La bibliothèque libre.
Sauter à la navigation Sauter à la recherche

◄  La Gloire
COMMENTAIRE

DE LA QUINZIÈME MÉDITATION



Cette ode est un des premiers morceaux de poésie que j’aie écrits, dans le temps où j’imitais encore. Elle me fut inspirée à Paris en 1817, par les infortunes d’un pauvre poëte portugais appelé Manoël. Après avoir été illustre dans son pays, chassé par des réactions politiques, il s’était réfugié à Paris, où il gagnait péniblement le pain de ses vieux jours en enseignant sa langue. Une jeune religieuse, d’une beauté touchante et d’un dévouement absolu, s’était attachée d’enthousiasme à l’exil et à la misère du poëte. Il m’enseignait le portugais, et m’apprenait à admirer Camoëns.

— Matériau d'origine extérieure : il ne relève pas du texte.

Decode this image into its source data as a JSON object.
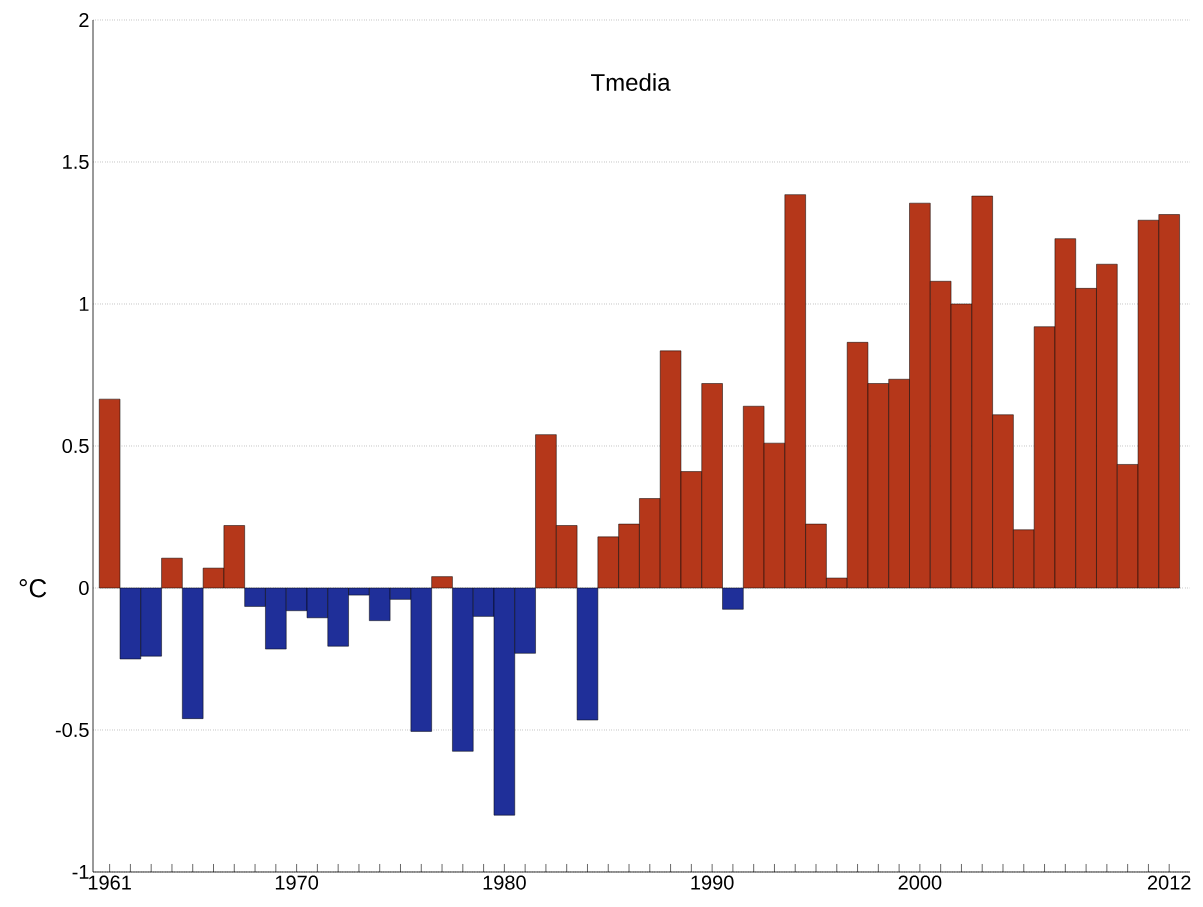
{
  "chart_data": {
    "type": "bar",
    "title": "Tmedia",
    "ylabel": "°C",
    "x": [
      1961,
      1962,
      1963,
      1964,
      1965,
      1966,
      1967,
      1968,
      1969,
      1970,
      1971,
      1972,
      1973,
      1974,
      1975,
      1976,
      1977,
      1978,
      1979,
      1980,
      1981,
      1982,
      1983,
      1984,
      1985,
      1986,
      1987,
      1988,
      1989,
      1990,
      1991,
      1992,
      1993,
      1994,
      1995,
      1996,
      1997,
      1998,
      1999,
      2000,
      2001,
      2002,
      2003,
      2004,
      2005,
      2006,
      2007,
      2008,
      2009,
      2010,
      2011,
      2012
    ],
    "values": [
      0.665,
      -0.25,
      -0.24,
      0.105,
      -0.46,
      0.07,
      0.22,
      -0.065,
      -0.215,
      -0.08,
      -0.105,
      -0.205,
      -0.025,
      -0.115,
      -0.04,
      -0.505,
      0.04,
      -0.575,
      -0.1,
      -0.8,
      -0.23,
      0.54,
      0.22,
      -0.465,
      0.18,
      0.225,
      0.315,
      0.835,
      0.41,
      0.72,
      -0.075,
      0.64,
      0.51,
      1.385,
      0.225,
      0.035,
      0.865,
      0.72,
      0.735,
      1.355,
      1.08,
      1.0,
      1.38,
      0.61,
      0.205,
      0.92,
      1.23,
      1.055,
      1.14,
      0.435,
      1.295,
      1.315
    ],
    "colors": [
      "#b5371a",
      "#1f2f99",
      "#1f2f99",
      "#b5371a",
      "#1f2f99",
      "#b5371a",
      "#b5371a",
      "#1f2f99",
      "#1f2f99",
      "#1f2f99",
      "#1f2f99",
      "#1f2f99",
      "#1f2f99",
      "#1f2f99",
      "#1f2f99",
      "#1f2f99",
      "#b5371a",
      "#1f2f99",
      "#1f2f99",
      "#1f2f99",
      "#1f2f99",
      "#b5371a",
      "#b5371a",
      "#1f2f99",
      "#b5371a",
      "#b5371a",
      "#b5371a",
      "#b5371a",
      "#b5371a",
      "#b5371a",
      "#1f2f99",
      "#b5371a",
      "#b5371a",
      "#b5371a",
      "#b5371a",
      "#b5371a",
      "#b5371a",
      "#b5371a",
      "#b5371a",
      "#b5371a",
      "#b5371a",
      "#b5371a",
      "#b5371a",
      "#b5371a",
      "#b5371a",
      "#b5371a",
      "#b5371a",
      "#b5371a",
      "#b5371a",
      "#b5371a",
      "#b5371a",
      "#b5371a"
    ],
    "xlim": [
      1960.2,
      2013
    ],
    "xticks": [
      1961,
      {
        "value": 1962,
        "label": null
      },
      {
        "value": 1963,
        "label": null
      },
      {
        "value": 1964,
        "label": null
      },
      {
        "value": 1965,
        "label": null
      },
      {
        "value": 1966,
        "label": null
      },
      {
        "value": 1967,
        "label": null
      },
      {
        "value": 1968,
        "label": null
      },
      {
        "value": 1969,
        "label": null
      },
      1970,
      {
        "value": 1971,
        "label": null
      },
      {
        "value": 1972,
        "label": null
      },
      {
        "value": 1973,
        "label": null
      },
      {
        "value": 1974,
        "label": null
      },
      {
        "value": 1975,
        "label": null
      },
      {
        "value": 1976,
        "label": null
      },
      {
        "value": 1977,
        "label": null
      },
      {
        "value": 1978,
        "label": null
      },
      {
        "value": 1979,
        "label": null
      },
      1980,
      {
        "value": 1981,
        "label": null
      },
      {
        "value": 1982,
        "label": null
      },
      {
        "value": 1983,
        "label": null
      },
      {
        "value": 1984,
        "label": null
      },
      {
        "value": 1985,
        "label": null
      },
      {
        "value": 1986,
        "label": null
      },
      {
        "value": 1987,
        "label": null
      },
      {
        "value": 1988,
        "label": null
      },
      {
        "value": 1989,
        "label": null
      },
      1990,
      {
        "value": 1991,
        "label": null
      },
      {
        "value": 1992,
        "label": null
      },
      {
        "value": 1993,
        "label": null
      },
      {
        "value": 1994,
        "label": null
      },
      {
        "value": 1995,
        "label": null
      },
      {
        "value": 1996,
        "label": null
      },
      {
        "value": 1997,
        "label": null
      },
      {
        "value": 1998,
        "label": null
      },
      {
        "value": 1999,
        "label": null
      },
      2000,
      {
        "value": 2001,
        "label": null
      },
      {
        "value": 2002,
        "label": null
      },
      {
        "value": 2003,
        "label": null
      },
      {
        "value": 2004,
        "label": null
      },
      {
        "value": 2005,
        "label": null
      },
      {
        "value": 2006,
        "label": null
      },
      {
        "value": 2007,
        "label": null
      },
      {
        "value": 2008,
        "label": null
      },
      {
        "value": 2009,
        "label": null
      },
      {
        "value": 2010,
        "label": null
      },
      {
        "value": 2011,
        "label": null
      },
      2012
    ],
    "ylim": [
      -1,
      2
    ],
    "yticks": [
      -1,
      -0.5,
      0,
      0.5,
      1,
      1.5,
      2
    ],
    "grid": "y"
  }
}
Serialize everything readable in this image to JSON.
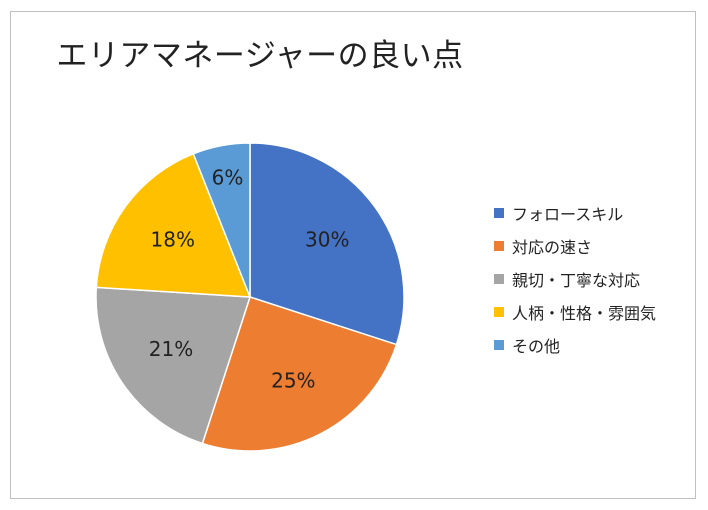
{
  "chart_data": {
    "type": "pie",
    "title": "エリアマネージャーの良い点",
    "categories": [
      "フォロースキル",
      "対応の速さ",
      "親切・丁寧な対応",
      "人柄・性格・雰囲気",
      "その他"
    ],
    "values": [
      30,
      25,
      21,
      18,
      6
    ],
    "labels": [
      "30%",
      "25%",
      "21%",
      "18%",
      "6%"
    ],
    "colors": [
      "#4472c4",
      "#ed7d31",
      "#a5a5a5",
      "#ffc000",
      "#5b9bd5"
    ],
    "legend_position": "right"
  }
}
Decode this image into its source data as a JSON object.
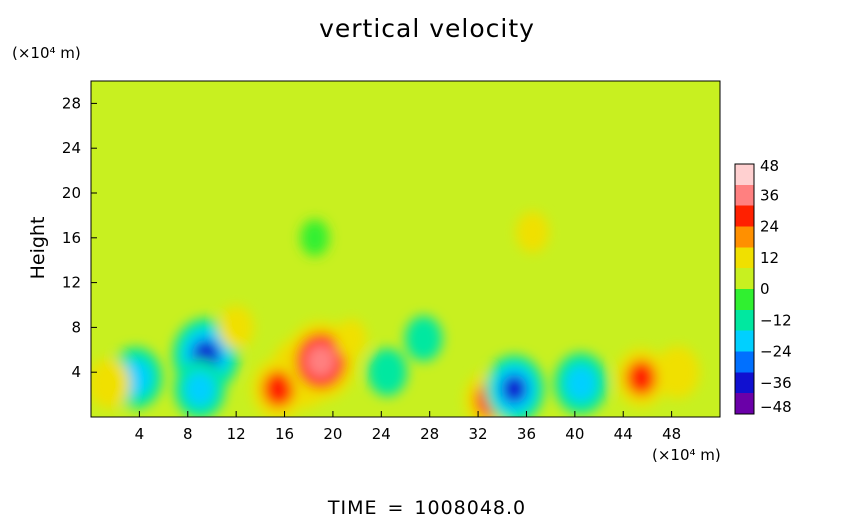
{
  "chart_data": {
    "type": "heatmap",
    "title": "vertical velocity",
    "ylabel": "Height",
    "y_units": "(×10⁴ m)",
    "x_units": "(×10⁴ m)",
    "xlim": [
      0,
      52
    ],
    "ylim": [
      0,
      30
    ],
    "x_ticks": [
      4,
      8,
      12,
      16,
      20,
      24,
      28,
      32,
      36,
      40,
      44,
      48
    ],
    "y_ticks": [
      4,
      8,
      12,
      16,
      20,
      24,
      28
    ],
    "colorbar": {
      "ticks": [
        48,
        36,
        24,
        12,
        0,
        -12,
        -24,
        -36,
        -48
      ],
      "range": [
        -48,
        48
      ],
      "colors": [
        "#6a00a8",
        "#1010d0",
        "#0070ff",
        "#00d0ff",
        "#00e8a0",
        "#30f030",
        "#c8f020",
        "#f0e000",
        "#ff9000",
        "#ff2000",
        "#ff8080",
        "#ffd0d0"
      ]
    },
    "features": [
      {
        "x": 3.7,
        "y": 3.5,
        "value": -30
      },
      {
        "x": 9.5,
        "y": 5.5,
        "value": -42
      },
      {
        "x": 9.0,
        "y": 2.5,
        "value": -28
      },
      {
        "x": 17.5,
        "y": 4.0,
        "value": 40
      },
      {
        "x": 15.5,
        "y": 2.5,
        "value": 30
      },
      {
        "x": 19.0,
        "y": 5.0,
        "value": 46
      },
      {
        "x": 24.5,
        "y": 4.0,
        "value": -18
      },
      {
        "x": 27.5,
        "y": 7.0,
        "value": -16
      },
      {
        "x": 33.0,
        "y": 1.5,
        "value": 28
      },
      {
        "x": 35.0,
        "y": 2.5,
        "value": -36
      },
      {
        "x": 40.5,
        "y": 3.0,
        "value": -30
      },
      {
        "x": 45.5,
        "y": 3.5,
        "value": 28
      },
      {
        "x": 48.5,
        "y": 4.0,
        "value": 22
      },
      {
        "x": 1.5,
        "y": 3.0,
        "value": 20
      },
      {
        "x": 12.0,
        "y": 8.0,
        "value": 14
      },
      {
        "x": 21.5,
        "y": 7.0,
        "value": 10
      },
      {
        "x": 18.5,
        "y": 16.0,
        "value": -8
      },
      {
        "x": 36.5,
        "y": 16.5,
        "value": 12
      }
    ],
    "time_label": "TIME",
    "time_equals": "=",
    "time_value": "1008048.0"
  }
}
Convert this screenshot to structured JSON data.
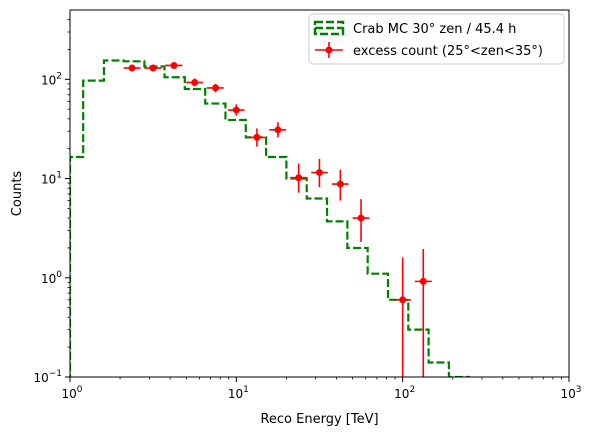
{
  "chart_data": {
    "type": "histogram-errorbar",
    "xlabel": "Reco Energy [TeV]",
    "ylabel": "Counts",
    "x_scale": "log",
    "y_scale": "log",
    "xlim": [
      1,
      1000
    ],
    "ylim": [
      0.1,
      500
    ],
    "x_ticks": [
      {
        "value": 1,
        "base": "10",
        "exp": "0"
      },
      {
        "value": 10,
        "base": "10",
        "exp": "1"
      },
      {
        "value": 100,
        "base": "10",
        "exp": "2"
      },
      {
        "value": 1000,
        "base": "10",
        "exp": "3"
      }
    ],
    "y_ticks": [
      {
        "value": 0.1,
        "base": "10",
        "exp": "−1"
      },
      {
        "value": 1,
        "base": "10",
        "exp": "0"
      },
      {
        "value": 10,
        "base": "10",
        "exp": "1"
      },
      {
        "value": 100,
        "base": "10",
        "exp": "2"
      }
    ],
    "grid": false,
    "legend_position": "top-right",
    "series": [
      {
        "name": "Crab MC 30° zen / 45.4 h",
        "kind": "step",
        "style": "dashed",
        "color": "#008000",
        "bin_edges": [
          1.0,
          1.2,
          1.6,
          2.1,
          2.8,
          3.7,
          4.9,
          6.5,
          8.6,
          11.4,
          15.1,
          20.0,
          26.5,
          35.1,
          46.5,
          61.6,
          81.6,
          108.1,
          143.2,
          189.7,
          251.3
        ],
        "values": [
          16.5,
          97,
          155,
          152,
          135,
          105,
          80,
          57,
          39,
          26,
          16.5,
          10,
          6.3,
          3.7,
          2.0,
          1.1,
          0.6,
          0.3,
          0.14,
          0.1
        ]
      },
      {
        "name": "excess count (25°<zen<35°)",
        "kind": "errorbar",
        "color": "#ff0000",
        "points": [
          {
            "x": 2.36,
            "y": 130,
            "xerr": [
              2.1,
              2.65
            ],
            "yerr": [
              120,
              140
            ]
          },
          {
            "x": 3.16,
            "y": 130,
            "xerr": [
              2.8,
              3.55
            ],
            "yerr": [
              120,
              140
            ]
          },
          {
            "x": 4.22,
            "y": 138,
            "xerr": [
              3.75,
              4.75
            ],
            "yerr": [
              128,
              148
            ]
          },
          {
            "x": 5.62,
            "y": 93,
            "xerr": [
              5.0,
              6.3
            ],
            "yerr": [
              85,
              102
            ]
          },
          {
            "x": 7.5,
            "y": 82,
            "xerr": [
              6.65,
              8.4
            ],
            "yerr": [
              74,
              90
            ]
          },
          {
            "x": 10.0,
            "y": 49,
            "xerr": [
              8.9,
              11.2
            ],
            "yerr": [
              43,
              56
            ]
          },
          {
            "x": 13.3,
            "y": 26,
            "xerr": [
              11.8,
              14.9
            ],
            "yerr": [
              21,
              32
            ]
          },
          {
            "x": 17.8,
            "y": 31,
            "xerr": [
              15.8,
              19.9
            ],
            "yerr": [
              26,
              37
            ]
          },
          {
            "x": 23.7,
            "y": 10.2,
            "xerr": [
              21.1,
              26.6
            ],
            "yerr": [
              7.2,
              14.2
            ]
          },
          {
            "x": 31.6,
            "y": 11.5,
            "xerr": [
              28.2,
              35.5
            ],
            "yerr": [
              8.2,
              15.8
            ]
          },
          {
            "x": 42.2,
            "y": 8.8,
            "xerr": [
              37.5,
              47.3
            ],
            "yerr": [
              6.0,
              12.3
            ]
          },
          {
            "x": 56.2,
            "y": 4.0,
            "xerr": [
              50.1,
              63.1
            ],
            "yerr": [
              2.3,
              6.2
            ]
          },
          {
            "x": 100.0,
            "y": 0.6,
            "xerr": [
              89.1,
              112.2
            ],
            "yerr": [
              0.05,
              1.6
            ]
          },
          {
            "x": 133.0,
            "y": 0.92,
            "xerr": [
              118.5,
              149.6
            ],
            "yerr": [
              0.05,
              1.95
            ]
          }
        ]
      }
    ]
  }
}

Les poëtes ne sont peut-être pas plus malheureux que le reste des hommes ; mais leur célébrité a donné dans tous les temps plus d’éclat à leur malheur : leurs larmes sont immortelles ; leurs infortunes retentissent, comme leurs amours, dans tous les siècles. La pitié s’agenouille, de génération en génération, sur leur tombeau. Le naufrage de Camoëns, sa grotte dans l’île de Macao, sa mort dans l’indigence, loin de sa patrie, sont le pendant des amours, des revers, des prisons du Tasse à Ferrare. Je ne suis pas superstitieux, même pour la gloire ; et cependant j’ai fait deux cents lieues pour aller toucher de ma main les parois de la prison du chantre de la Jérusalem, et pour y écrire mon nom au-dessous du nom de Byron, comme une visite expiatoire. J’ai détaché avec mon couteau un morceau de brique du mur contre lequel sa couche était appuyée ; je l’ai fait enchâsser dans un cachet servant de bague, et j’y ai fait graver les deux mots qui résument la vie de presque tous les grands poëtes : Amour et larmes.